Yen is a safe haven
Dollar/yen is back at the 118 handle. The yen has been slowlly and steadily climbing off the floor. A lot of the yen's strength can be attributed to the selloff in stocks and the fact that the yen has traditionally been a safe haven. The Swiss franc, too, but because of the heavy handed intervention by the Swiss National Bank traders are more fearful of buying Swiss francs these days.
The yen's rise is not only due to the fall in stock markets, I believe. It is also due to the fact that Japan's trade deficit is shrinking and about to shrink much further. I base this on the recent restart of Japan's nuclear reactors after being dormant since the Fukushima quake back in 2011.
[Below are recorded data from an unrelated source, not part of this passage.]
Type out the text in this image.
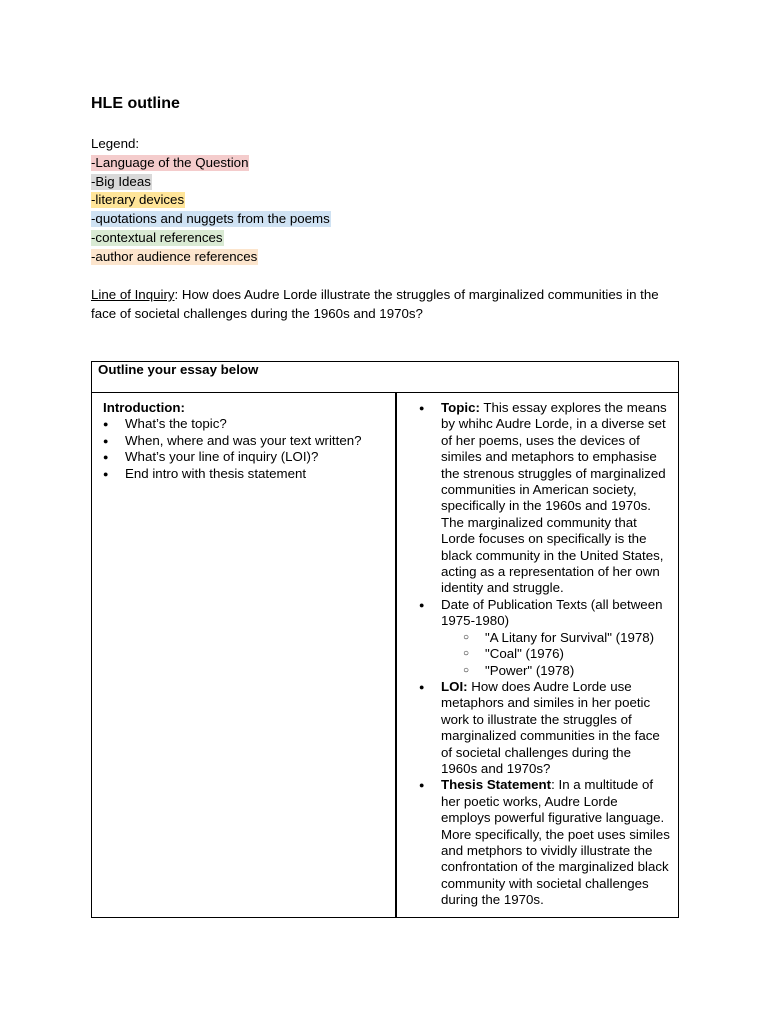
HLE outline
Legend:
-Language of the Question
-Big Ideas
-literary devices
-quotations and nuggets from the poems
-contextual references
-author audience references
Line of Inquiry: How does Audre Lorde illustrate the struggles of marginalized communities in the face of societal challenges during the 1960s and 1970s?
Outline your essay below

Introduction:
● What’s the topic?
● When, where and was your text written?
● What’s your line of inquiry (LOI)?
● End intro with thesis statement

● Topic: This essay explores the means by whihc Audre Lorde, in a diverse set of her poems, uses the devices of similes and metaphors to emphasise the strenous struggles of marginalized communities in American society, specifically in the 1960s and 1970s. The marginalized community that Lorde focuses on specifically is the black community in the United States, acting as a representation of her own identity and struggle.
● Date of Publication Texts (all between 1975-1980)
○ "A Litany for Survival" (1978)
○ "Coal" (1976)
○ "Power" (1978)
● LOI: How does Audre Lorde use metaphors and similes in her poetic work to illustrate the struggles of marginalized communities in the face of societal challenges during the 1960s and 1970s?
● Thesis Statement: In a multitude of her poetic works, Audre Lorde employs powerful figurative language. More specifically, the poet uses similes and metphors to vividly illustrate the confrontation of the marginalized black community with societal challenges during the 1970s.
Restart of Japan's nukes a positive for the yen
Since the quake and the shutdown of Japan's nukes, the country’s power generation has had to come primarily from imported oil. This has put Japan’s current account into a steep and rare, deficit. The yen followed this lower with additional pressure coming from market participants who saw the Bank of Japan's ongoing Quantitative Easing as "yen printing."
Traders sold yen on false premise
A word on this whole yen printing meme. It hasn't been happening. It's a fallacy. As I have explained many times, quantitative easing, along with all monetary measures, are basically nothing more than asset swaps. There was no yen printing, however, the large trade deficit, which necessitated the accumulation of dollars by Japanese importers was the culprit being the yen's decline. Large exporters were also setting prices lower in yen terms to sustain export sales.
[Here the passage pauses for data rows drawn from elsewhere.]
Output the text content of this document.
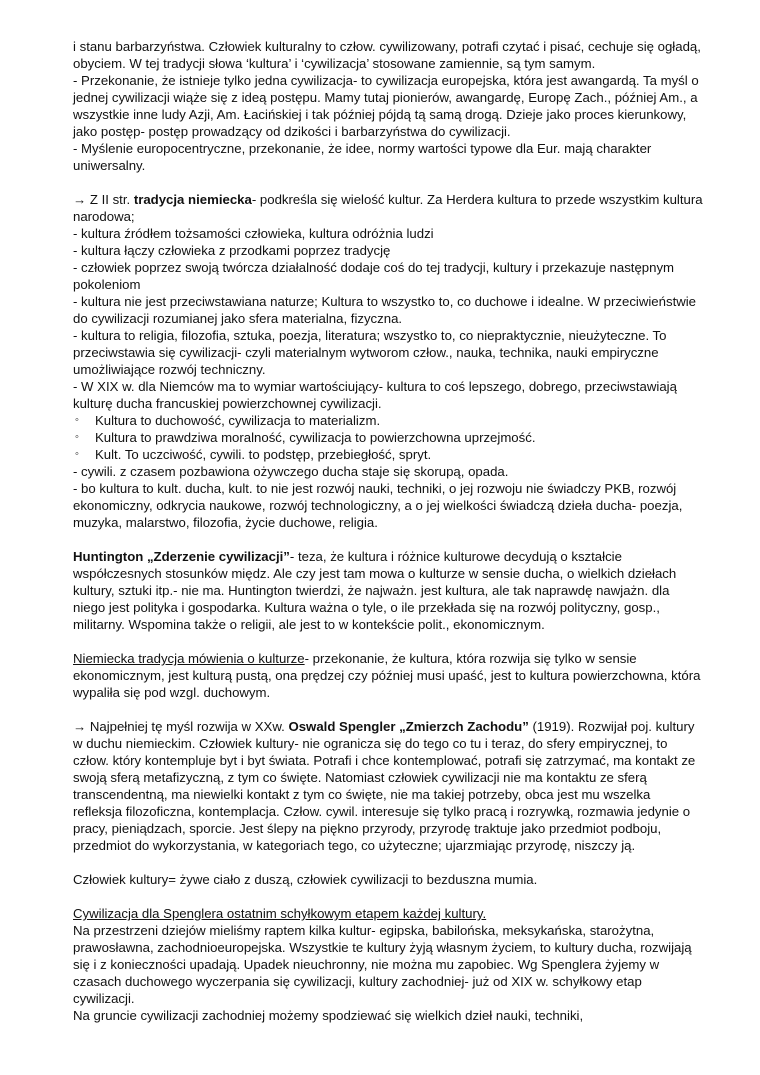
i stanu barbarzyństwa. Człowiek kulturalny to człow. cywilizowany, potrafi czytać i pisać, cechuje się ogładą, obyciem. W tej tradycji słowa ‘kultura’ i ‘cywilizacja’ stosowane zamiennie, są tym samym.

- Przekonanie, że istnieje tylko jedna cywilizacja- to cywilizacja europejska, która jest awangardą. Ta myśl o jednej cywilizacji wiąże się z ideą postępu. Mamy tutaj pionierów, awangardę, Europę Zach., później Am., a wszystkie inne ludy Azji, Am. Łacińskiej i tak później pójdą tą samą drogą. Dzieje jako proces kierunkowy, jako postęp- postęp prowadzący od dzikości i barbarzyństwa do cywilizacji.

- Myślenie europocentryczne, przekonanie, że idee, normy wartości typowe dla Eur. mają charakter uniwersalny.

→ Z II str. tradycja niemiecka- podkreśla się wielość kultur. Za Herdera kultura to przede wszystkim kultura narodowa;

- kultura źródłem tożsamości człowieka, kultura odróżnia ludzi

- kultura łączy człowieka z przodkami poprzez tradycję

- człowiek poprzez swoją twórcza działalność dodaje coś do tej tradycji, kultury i przekazuje następnym pokoleniom

- kultura nie jest przeciwstawiana naturze; Kultura to wszystko to, co duchowe i idealne. W przeciwieństwie do cywilizacji rozumianej jako sfera materialna, fizyczna.

- kultura to religia, filozofia, sztuka, poezja, literatura; wszystko to, co niepraktycznie, nieużyteczne. To przeciwstawia się cywilizacji- czyli materialnym wytworom człow., nauka, technika, nauki empiryczne umożliwiające rozwój techniczny.

- W XIX w. dla Niemców ma to wymiar wartościujący- kultura to coś lepszego, dobrego, przeciwstawiają kulturę ducha francuskiej powierzchownej cywilizacji.

◦ Kultura to duchowość, cywilizacja to materializm.
◦ Kultura to prawdziwa moralność, cywilizacja to powierzchowna uprzejmość.
◦ Kult. To uczciwość, cywili. to podstęp, przebiegłość, spryt.

- cywili. z czasem pozbawiona ożywczego ducha staje się skorupą, opada.

- bo kultura to kult. ducha, kult. to nie jest rozwój nauki, techniki, o jej rozwoju nie świadczy PKB, rozwój ekonomiczny, odkrycia naukowe, rozwój technologiczny, a o jej wielkości świadczą dzieła ducha- poezja, muzyka, malarstwo, filozofia, życie duchowe, religia.

Huntington „Zderzenie cywilizacji”- teza, że kultura i różnice kulturowe decydują o kształcie współczesnych stosunków międz. Ale czy jest tam mowa o kulturze w sensie ducha, o wielkich dziełach kultury, sztuki itp.- nie ma. Huntington twierdzi, że najważn. jest kultura, ale tak naprawdę nawjażn. dla niego jest polityka i gospodarka. Kultura ważna o tyle, o ile przekłada się na rozwój polityczny, gosp., militarny. Wspomina także o religii, ale jest to w kontekście polit., ekonomicznym.

Niemiecka tradycja mówienia o kulturze- przekonanie, że kultura, która rozwija się tylko w sensie ekonomicznym, jest kulturą pustą, ona prędzej czy później musi upaść, jest to kultura powierzchowna, która wypaliła się pod wzgl. duchowym.

→ Najpełniej tę myśl rozwija w XXw. Oswald Spengler „Zmierzch Zachodu” (1919). Rozwijał poj. kultury w duchu niemieckim. Człowiek kultury- nie ogranicza się do tego co tu i teraz, do sfery empirycznej, to człow. który kontempluje byt i byt świata. Potrafi i chce kontemplować, potrafi się zatrzymać, ma kontakt ze swoją sferą metafizyczną, z tym co święte. Natomiast człowiek cywilizacji nie ma kontaktu ze sferą transcendentną, ma niewielki kontakt z tym co święte, nie ma takiej potrzeby, obca jest mu wszelka refleksja filozoficzna, kontemplacja. Człow. cywil. interesuje się tylko pracą i rozrywką, rozmawia jedynie o pracy, pieniądzach, sporcie. Jest ślepy na piękno przyrody, przyrodę traktuje jako przedmiot podboju, przedmiot do wykorzystania, w kategoriach tego, co użyteczne; ujarzmiając przyrodę, niszczy ją.

Człowiek kultury= żywe ciało z duszą, człowiek cywilizacji to bezduszna mumia.

Cywilizacja dla Spenglera ostatnim schyłkowym etapem każdej kultury.

Na przestrzeni dziejów mieliśmy raptem kilka kultur- egipska, babilońska, meksykańska, starożytna, prawosławna, zachodnioeuropejska. Wszystkie te kultury żyją własnym życiem, to kultury ducha, rozwijają się i z konieczności upadają. Upadek nieuchronny, nie można mu zapobiec. Wg Spenglera żyjemy w czasach duchowego wyczerpania się cywilizacji, kultury zachodniej- już od XIX w. schyłkowy etap cywilizacji.

Na gruncie cywilizacji zachodniej możemy spodziewać się wielkich dzieł nauki, techniki,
Even though the restart of the nukes will be slow and take time (only several are up and running out of the 50 or so total) the forex markets will probably discount an improving current account balance by marking the yen higher.
Collapse in oil prices bullish for yen
There is another reason, too, and that is the steep fall in the price of oil. Even if Japan’s nukes come back on line ever so slowly, the sharp drop in the oil price over the past year has not fully been factored into the yen as of yet. That still has yet to happen.